The prognosis in our study depend on the initial VA while the diagnosis was made, female gender, and the numbers of IVI. Early diagnosis is recommended to gain better outcomes. Giving the mean interval between systemic illness to EE was 8.84 ± 6.94 days in our sample population, a higher index of suspicion should be maintained by clinicians during this period when encountering patients with bacteremia or fungemia.

Methods

This is a retrospective, interventional, comparative study in consecutive cases with evidence of cultured-proven endogenous endophthalmitis treated at Changhua Christian Hospital, the largest tertiary medical center in middle Taiwan, from February 2007 to February 2017. The study was approved by the Institutional Review Board of Changhua Christian Hospital and was conducted in accordance with the tenets of the Declaration of Helsinki.

Patient recruitment

Informed consent was obtained from all patients or their family. All cases with the diagnosis of endophthalmitis (ICD-9 360.00; ICD-10 H44) were reviewed retrospectively. The diagnosis of EE was defined as the presence of iritis and vitritis on ophthalmic examination and evidence of constitutional systemic infection. Patients with negative culture results, documented recent ocular trauma, corneal ulcer, ocular surgery in half a year or any other intraocular inflammation were excluded.
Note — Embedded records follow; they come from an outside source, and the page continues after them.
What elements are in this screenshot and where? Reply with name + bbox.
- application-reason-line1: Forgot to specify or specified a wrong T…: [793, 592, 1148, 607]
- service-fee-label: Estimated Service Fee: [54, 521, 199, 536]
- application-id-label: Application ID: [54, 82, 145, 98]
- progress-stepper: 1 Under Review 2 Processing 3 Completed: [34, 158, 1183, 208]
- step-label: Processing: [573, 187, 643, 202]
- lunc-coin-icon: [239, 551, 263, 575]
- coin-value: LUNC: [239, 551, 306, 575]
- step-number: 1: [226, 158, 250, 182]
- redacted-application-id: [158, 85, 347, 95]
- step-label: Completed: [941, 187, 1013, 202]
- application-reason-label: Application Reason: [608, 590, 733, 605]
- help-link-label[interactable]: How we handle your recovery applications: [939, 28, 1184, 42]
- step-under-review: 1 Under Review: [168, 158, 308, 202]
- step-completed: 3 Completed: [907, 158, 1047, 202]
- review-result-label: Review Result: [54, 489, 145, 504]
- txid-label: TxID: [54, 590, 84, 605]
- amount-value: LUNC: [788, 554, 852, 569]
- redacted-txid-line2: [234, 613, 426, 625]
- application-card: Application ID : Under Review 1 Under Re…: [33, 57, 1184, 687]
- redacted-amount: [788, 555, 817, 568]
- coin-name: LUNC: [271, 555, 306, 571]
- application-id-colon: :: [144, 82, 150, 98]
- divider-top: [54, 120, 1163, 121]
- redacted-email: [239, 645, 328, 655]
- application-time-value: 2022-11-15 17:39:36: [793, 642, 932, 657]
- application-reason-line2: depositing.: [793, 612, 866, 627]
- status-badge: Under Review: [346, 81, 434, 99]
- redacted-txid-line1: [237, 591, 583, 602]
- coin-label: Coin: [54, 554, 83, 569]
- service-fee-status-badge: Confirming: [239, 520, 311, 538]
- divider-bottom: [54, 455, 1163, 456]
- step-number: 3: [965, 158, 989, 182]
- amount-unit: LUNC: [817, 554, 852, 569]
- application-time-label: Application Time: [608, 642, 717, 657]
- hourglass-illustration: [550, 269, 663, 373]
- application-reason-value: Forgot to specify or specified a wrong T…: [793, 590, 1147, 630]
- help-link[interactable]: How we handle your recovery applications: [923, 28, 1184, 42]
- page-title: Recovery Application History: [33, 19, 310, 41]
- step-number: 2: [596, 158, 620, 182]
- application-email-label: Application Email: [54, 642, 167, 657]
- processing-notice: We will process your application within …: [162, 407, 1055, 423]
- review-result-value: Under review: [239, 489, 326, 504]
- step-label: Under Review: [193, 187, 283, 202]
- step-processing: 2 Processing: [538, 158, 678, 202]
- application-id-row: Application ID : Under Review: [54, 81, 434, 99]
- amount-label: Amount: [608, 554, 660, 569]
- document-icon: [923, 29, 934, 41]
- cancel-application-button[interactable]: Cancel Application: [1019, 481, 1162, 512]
Systemic microbiological analysis such as complete blood counts, liver and renal function tests, culture from peripheral blood, HbA1c, and other specific tests and imaging were collected. Thorough ophthalmologic examination including visual acuity, slit-lamp biomicroscopy, indirect ophthalmoscopy and ultrasonography, as well as any ocular interventions were documented.

Outcomes of interest

The primary outcome of interest was the final VA at their last follow-up and the rate of evisceration and enucleation. The secondary outcome was the mortality rate owing to related systemic illnesses.

Statistical analysis

VA was measured on Snellen’s charts and converted to the logMAR units for statistical analysis. Non-numerical visual acuities were represented as the following: counting fingers (CF) = 1.7 logMAR, hand movement (HM) = 2.0 logMAR, light perception (LP) = 2.3 logMAR, NLP = 3.0 logMAR2. Phthisis, evisceration and enucleation were also represented by 3.0 logMAR.

All statistical analysis was performed on SPSS 22.0 software (SPSS, Chicago, IL, USA). Mann–Whitney U test was performed for continuous variables. For categorical variables, χ2-test or Fisher’s exact test if any cell frequencies were less than five were performed. Factors influencing the final visual outcome were analyzed by logistic regression. A significance level of P < 0.05 was used.